Import Library

library("ggpubr")
## Loading required package: ggplot2
library("readxl")

Import data A4Q2

A4Q2 <- read_excel("A4Q2.xlsx")

Scatter plot data A4Q2

ggscatter(
  A4Q2, 
  title = "Phone use (hours) vs Sleep (hours)",
  x="phone",
  y= "sleep",
  add="reg.line",
  xlab="sleep (hours)",
  ylab="phone (hours)"
)

## Comments on scatter plot The relationship is linear. The is negative relationship between variables. The relationship is strong between variables. There are significant outliers.

Descriptive statistics

mean(A4Q2$phone)
## [1] 3.804609
sd(A4Q2$phone)
## [1] 2.661866
median(A4Q2$phone)
## [1] 3.270839
mean(A4Q2$sleep)
## [1] 7.559076
sd(A4Q2$sleep)
## [1] 1.208797
median(A4Q2$sleep)
## [1] 7.524099

Phone histogram

hist(A4Q2$phone,
     main = "phone",
     breaks = 20,
     col = "blue",
     border = "white",
     cex.main = 1,
     cex.axis = 1,
     cex.lab = 1)

## Sleep histrogram

hist(A4Q2$sleep,
     main = "sleep",
     breaks = 20,
     col = "green",
     border = "white",
     cex.main = 1,
     cex.axis = 1,
     cex.lab = 1)

## Obervations Variable 1: phone The first variable looks normally distributed. The data is skewed left (positive skew). The data has a proper bell curve.
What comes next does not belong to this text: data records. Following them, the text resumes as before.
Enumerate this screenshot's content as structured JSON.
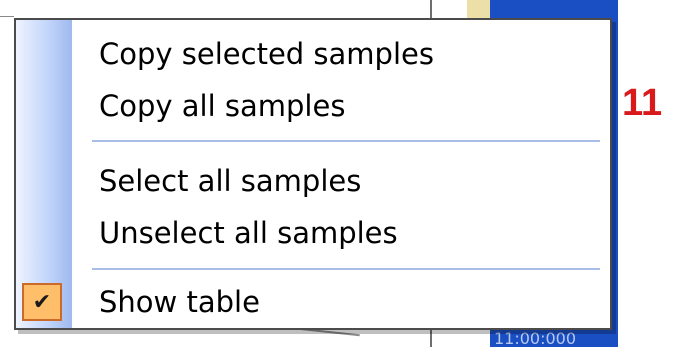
{
  "context_menu": {
    "items": [
      {
        "label": "Copy selected samples",
        "checked": false
      },
      {
        "label": "Copy all samples",
        "checked": false
      },
      {
        "label": "Select all samples",
        "checked": false
      },
      {
        "label": "Unselect all samples",
        "checked": false
      },
      {
        "label": "Show table",
        "checked": true
      }
    ],
    "check_glyph": "✔",
    "icons": {
      "check": "checkmark-icon"
    }
  },
  "annotation": {
    "text": "11",
    "color": "#d81a1a"
  },
  "background": {
    "timestamp_text": "11:00:000"
  },
  "colors": {
    "menu_gutter": "#c4d6fb",
    "separator": "#a8bde8",
    "check_fill": "#ffbe6a",
    "check_border": "#cc6a2a",
    "background_blue": "#1a4fc4"
  }
}
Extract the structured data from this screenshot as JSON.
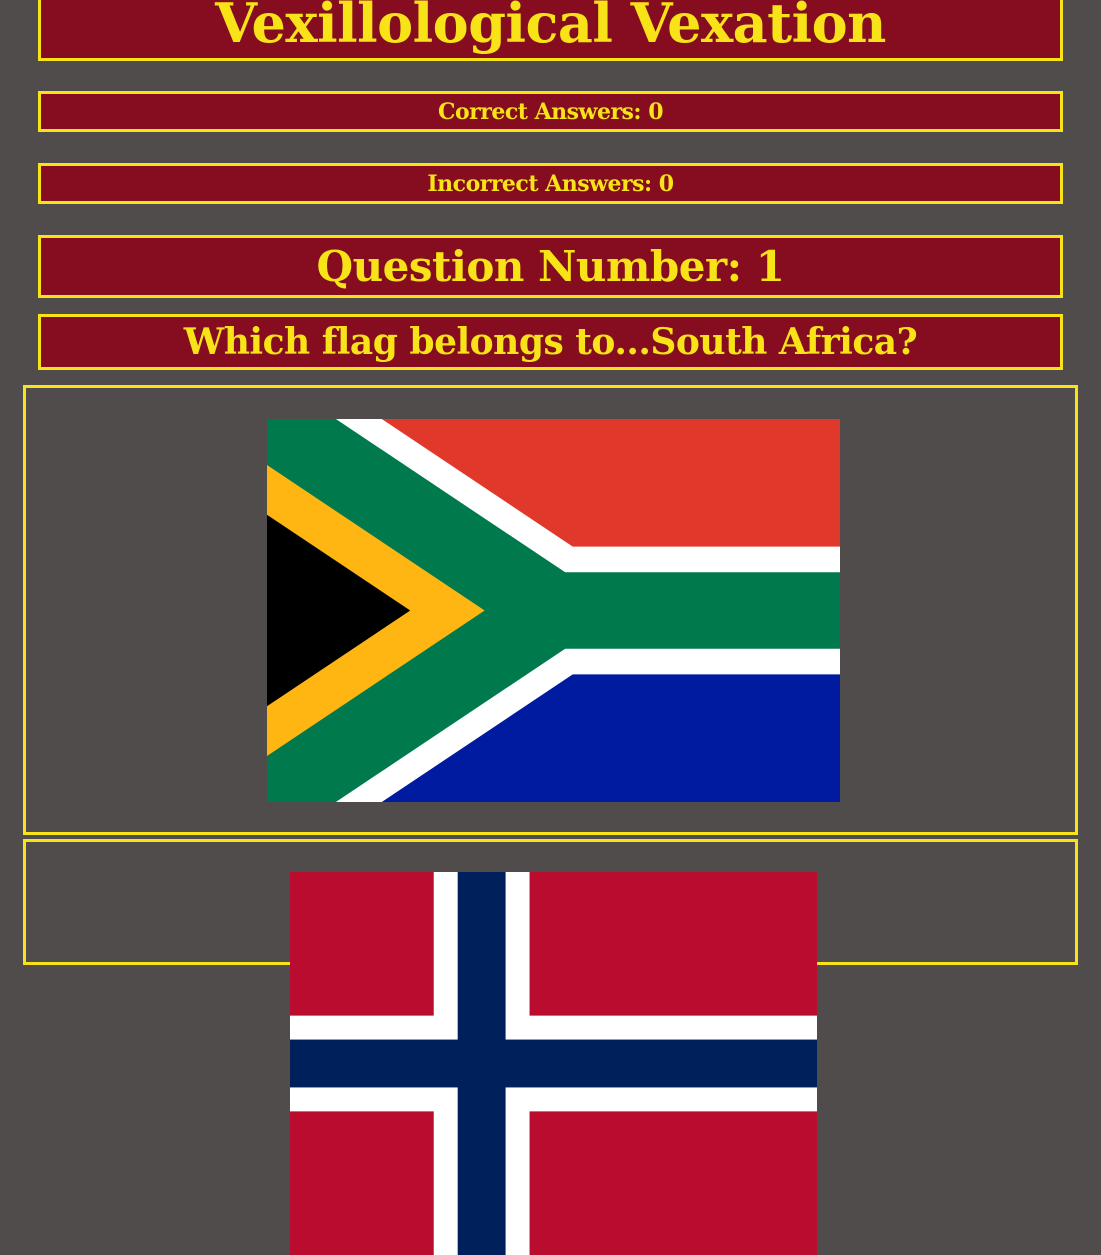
{
  "header": {
    "title": "Vexillological Vexation"
  },
  "score": {
    "correct_label": "Correct Answers: 0",
    "correct_value": 0,
    "incorrect_label": "Incorrect Answers: 0",
    "incorrect_value": 0
  },
  "question": {
    "number_label": "Question Number: 1",
    "number": 1,
    "prompt": "Which flag belongs to...South Africa?",
    "target_country": "South Africa"
  },
  "options": [
    {
      "flag": "south-africa-flag",
      "colors": {
        "red": "#e0392b",
        "white": "#ffffff",
        "green": "#007a4d",
        "blue": "#001aa0",
        "black": "#000000",
        "gold": "#ffb612"
      }
    },
    {
      "flag": "norway-flag",
      "colors": {
        "red": "#ba0c2f",
        "white": "#ffffff",
        "blue": "#00205b"
      }
    }
  ],
  "theme": {
    "background": "#514c4c",
    "banner": "#860d1f",
    "accent": "#f7e317"
  }
}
Variable 2: sleep The second variable looks normally distributed. The data is skewed right (negative skew). The data has a proper bell curve.

Shapiro test

shapiro.test(A4Q2$phone)
## 
##  Shapiro-Wilk normality test
## 
## data:  A4Q2$phone
## W = 0.89755, p-value = 9.641e-09
shapiro.test(A4Q2$sleep)
## 
##  Shapiro-Wilk normality test
## 
## data:  A4Q2$sleep
## W = 0.91407, p-value = 8.964e-08

Shapiro test observations

Variable 1: phone The first variable is abnormally distributed (p <= .005).

Variable 2: USD The second variable is abnormally distributed (p <= .005).

Correlations Test- Spearman’s

cor.test(A4Q2$phone, A4Q2$sleep, method = "spearman")
## 
##  Spearman's rank correlation rho
## 
## data:  A4Q2$phone and A4Q2$sleep
## S = 908390, p-value < 2.2e-16
## alternative hypothesis: true rho is not equal to 0
## sample estimates:
##        rho 
## -0.6149873

Spearman’s Observations

A Spearmans correlation was conducted to test the relationship between a person’s phone in years (Mdn = 3.27) and sleep (Mdn = 7.525). There was a statistically significant relationship between the two variables, rho = -0.614, p = >.001. The relationship was negative and strong and strong. As phone use increased, level of sleep decreased.